Precision monitoring of patient motion in real-time during radiotherapy could become much easier in the future thanks to millimetre wave (mmWave) technology. According to research from Washington University School of Medicine in St. Louis, mmWave technology can monitor unobstructed surface displacements with an accuracy of 0.1 mm, and better than 1 mm accuracy when monitoring displacements through a radiotherapy immobilization device or a hospital gown. Importantly, the technology is low cost and easy to use (Med. Phys. 10.1002/mp.13980).

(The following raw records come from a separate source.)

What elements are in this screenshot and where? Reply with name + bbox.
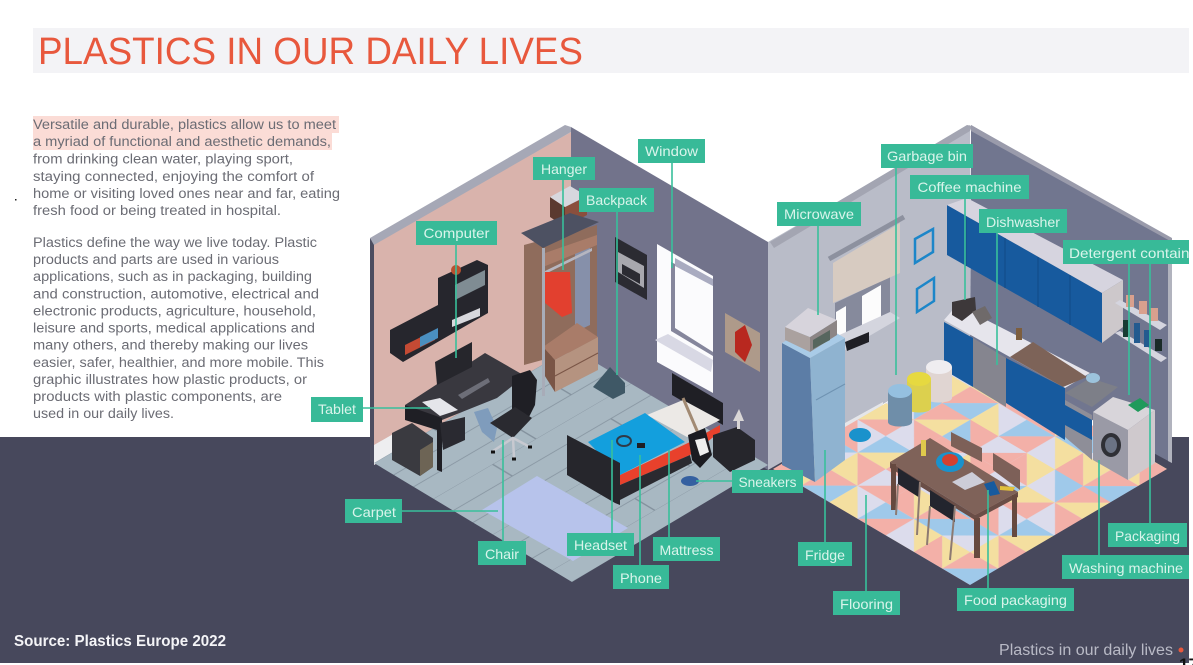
intro text block: first paragraph: from drinking clean water, playing sport, (33, 152, 293, 166)
intro text block: second paragraph: graphic illustrates how plastic products, or (33, 372, 308, 387)
computer desk (392, 342, 525, 476)
intro text block: first paragraph: fresh food or being treated in hospital. (33, 203, 281, 218)
nightstand and lamp (713, 409, 755, 472)
intro text block: second paragraph: applications, such as in packaging, building (33, 269, 312, 284)
picture frames (915, 229, 934, 312)
title band (33, 28, 1189, 73)
sneakers (681, 476, 699, 486)
label: Window: Window (645, 143, 699, 159)
label: Sneakers (696, 470, 803, 493)
intro text block: second paragraph: products and parts are used in various (33, 252, 279, 267)
source note: Source: Plastics Europe 2022 (14, 633, 226, 650)
microwave (785, 308, 837, 352)
dark lower background (0, 437, 1189, 663)
bedroom walls (370, 125, 768, 470)
label: Tablet (311, 397, 430, 422)
intro text block: second paragraph: and construction, automotive, electrical and (33, 286, 319, 302)
footer caption: Plastics in our daily lives (999, 642, 1173, 659)
carpet (482, 476, 628, 561)
headset and phone (617, 436, 645, 448)
label: Window (638, 139, 705, 268)
intro text block: second paragraph: Plastics define the way we live today. Plastic (33, 235, 317, 250)
label: Mattress: Mattress (660, 542, 714, 558)
label: Phone (613, 455, 669, 589)
label: Fridge (798, 450, 852, 566)
label: Detergent container (1063, 240, 1193, 395)
gas stove (1065, 373, 1118, 407)
intro text block: second paragraph (33, 235, 324, 421)
wall shelves with containers (1115, 295, 1167, 362)
intro text block: second paragraph: easier, safer, healthier, and more mobile. This (33, 355, 324, 370)
label: Packaging: Packaging (1115, 528, 1180, 544)
clothes on floor (474, 408, 497, 442)
intro text block: first paragraph: home or visiting loved ones near and far, eating (33, 186, 340, 201)
label: Garbage bin (881, 144, 973, 375)
wall shelves (390, 260, 488, 362)
intro text block: first paragraph (33, 116, 340, 218)
label: Computer: Computer (424, 225, 490, 241)
label: Hanger (533, 157, 595, 270)
label: Packaging (1108, 264, 1187, 547)
kitchen counter and lower cabinets (944, 305, 1092, 460)
label: Flooring: Flooring (840, 596, 893, 612)
backpack (593, 367, 625, 399)
label: Headset (567, 440, 634, 556)
intro text block: first paragraph: Versatile and durable, plastics allow us to meet (33, 117, 336, 132)
label: Computer (416, 221, 497, 358)
kitchen walls (768, 125, 1172, 470)
label: Food packaging: Food packaging (964, 592, 1067, 608)
title: PLASTICS IN OUR DAILY LIVES (38, 31, 583, 73)
patterned floor (773, 354, 1167, 585)
office chair (490, 370, 537, 459)
label: Backpack: Backpack (586, 192, 648, 208)
fridge (782, 322, 845, 482)
guitar (683, 398, 712, 468)
label: Phone: Phone (620, 570, 662, 586)
intro text block: second paragraph: many others, and thereby making our lives (33, 338, 308, 352)
coffee machine and counter items (952, 297, 1022, 340)
label: Food packaging (957, 490, 1074, 611)
upper cabinets (947, 198, 1123, 343)
panel: kitchen (768, 125, 1172, 585)
label: Microwave: Microwave (784, 206, 854, 222)
label: Coffee machine (910, 175, 1029, 300)
label: Garbage bin: Garbage bin (887, 148, 967, 164)
intro text block: first paragraph: a myriad of functional and aesthetic demands, (33, 134, 331, 149)
label: Chair: Chair (485, 546, 519, 562)
label: Carpet (345, 499, 498, 523)
label: Detergent container: Detergent container (1069, 245, 1193, 261)
label: Dishwasher (979, 209, 1067, 365)
robot vacuum (849, 428, 871, 442)
intro text block: second paragraph: used in our daily lives. (33, 406, 174, 421)
intro text block: second paragraph: leisure and sports, medical applications and (33, 320, 315, 336)
label: Microwave (777, 202, 861, 315)
label: Backpack (579, 188, 654, 375)
label: Fridge: Fridge (805, 547, 845, 563)
panel: bedroom (370, 125, 768, 582)
label: Coffee machine: Coffee machine (918, 179, 1022, 195)
label: Washing machine (1062, 460, 1189, 579)
intro text block: second paragraph: electronic products, agriculture, household, (33, 304, 316, 318)
label: Tablet: Tablet (318, 401, 356, 417)
label: Carpet: Carpet (352, 504, 396, 520)
label: Mattress (653, 450, 720, 561)
wall art (725, 313, 760, 372)
clock (845, 332, 869, 351)
poster (615, 237, 647, 300)
intro text block: second paragraph: products with plastic components, are (33, 389, 282, 404)
bedroom plank floor (374, 348, 768, 582)
bed (567, 373, 723, 505)
small stray dot (15, 199, 16, 200)
window and blind (829, 217, 904, 352)
wardrobe (521, 186, 599, 396)
window (655, 244, 713, 393)
label: Headset: Headset (574, 537, 627, 553)
label: Chair (478, 440, 526, 565)
label: Washing machine: Washing machine (1069, 560, 1183, 576)
label: Dishwasher: Dishwasher (986, 214, 1060, 230)
garbage bins (888, 360, 952, 426)
washing machine (1093, 397, 1155, 480)
label: Hanger: Hanger (541, 161, 587, 177)
label: Flooring (833, 495, 900, 615)
label: Sneakers: Sneakers (738, 474, 796, 490)
intro text block: first paragraph: staying connected, enjoying the comfort of (33, 169, 314, 184)
dining table with chairs (890, 432, 1020, 560)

Imaging with millimetre waves, which have a frequency range of 30–300 GHz, could overcome limitations of existing techniques for measuring patient motion, such as optical tracking of a patient’s skin surface, fluoroscopy and CT imaging, and real-time position management systems. Optical imaging cannot penetrate clothing or thermoplastic immobilization devices, while CT and fluoroscopy expose patients to additional radiation.
The mmWave device developed by the team can monitor breathing and cardiac motion simultaneously, and can decompose a chest displacement profile into breathing and cardiac waveforms. As such, the technology could also potentially replace respirometers and other breathing monitoring devices that provide signals for respiratory-gated treatments or four-dimensional CT scans.
Joshua Olick-Gibson and colleagues investigated the feasibility of using mmWave technology to track surface motion of a patient during radiation treatment. They conducted measurements with and without obstructions, which included a hospital gown, an alpha cradle, and an immobilization face mask worn at various displacements and heights by a healthy volunteer.
The researchers affixed a mmWave device with two transmitters and four receivers on the inside top bore of a non-rotating linear accelerator, pointed downwards towards a reflective brass plate placed on the treatment couch. The device transmitted chirp signals at 77–81 GHz. The surface is detected by fast Fourier transform of the reflected chirp signal within a rough range bin; fine displacements within that range bin were calculated through phase extraction and phase demodulation.
The researchers measured displacements of 10, 7.5, 5.0, 2.5 and 1.0 mm at table heights of 100, 150 and 200 mm below the machine isocentre. They also examined submillimetre displacements at a height of 200 mm. To obtain breathing and cardiac waveforms, the researchers sent the measurements through two separate bandpass filters and compared them with measurements from a Vernier Respiration Monitor Belt and an electrocardiogram.
The mmWave device could dynamically track both horizontal and vertical table displacements and was able to measure displacements as small as 0.1 mm, the precision limit of the couch displacement. Obstruction by the gown caused the measured values to decrease slightly, with a difference of 0.27 mm from the actual displacement (10 mm), compared with 0.05 mm for unobstructed measurements. The cradle obstruction caused a 1.04 mm error at a displacement of 10 mm, the largest decrease from the unobstructed measurements.
The authors were impressed with the mmWave device’s ability to record the volunteer’s facial movements within the immobilization mask. However, they were unable to quantify the movements to verify its accuracy. They note that this will require a study comparing cone-beam CT images of the patient in the same setup.
Other planned research includes measuring the true sensitivity of the mmWave device with respect to sub-0.1 mm displacement, as well as studies using four sensors in the gantry to measure motion in the cross-plane.
“We need to make significant algorithmic improvements to increase the mmWave device’s accuracy on uneven and diffuse surfaces such as skin,” Olick-Gibson, the project’s primary research engineer, tells Physics World. “We have initiated an implementation of a focusing lens and are currently testing its efficacy. We are also exploring optimization and component decomposition algorithms to improve the distance accuracy of the system beyond the current range resolution.” He estimates that this will take approximately a year.
After completing this development work, the team hopes to conduct multi-volunteer clinical trials of the device to demonstrate its efficacy in a clinical environment with a statistically significant sample of subjects. “Ultimately, we hope that our approach using mmWaves will be implemented as a continuous patient motion monitor during radiation therapy,” says Olick-Gibson. “We believe this tool will assist therapists and physicians in delivering more precise radiation therapy that accounts for intra-treatment movement.”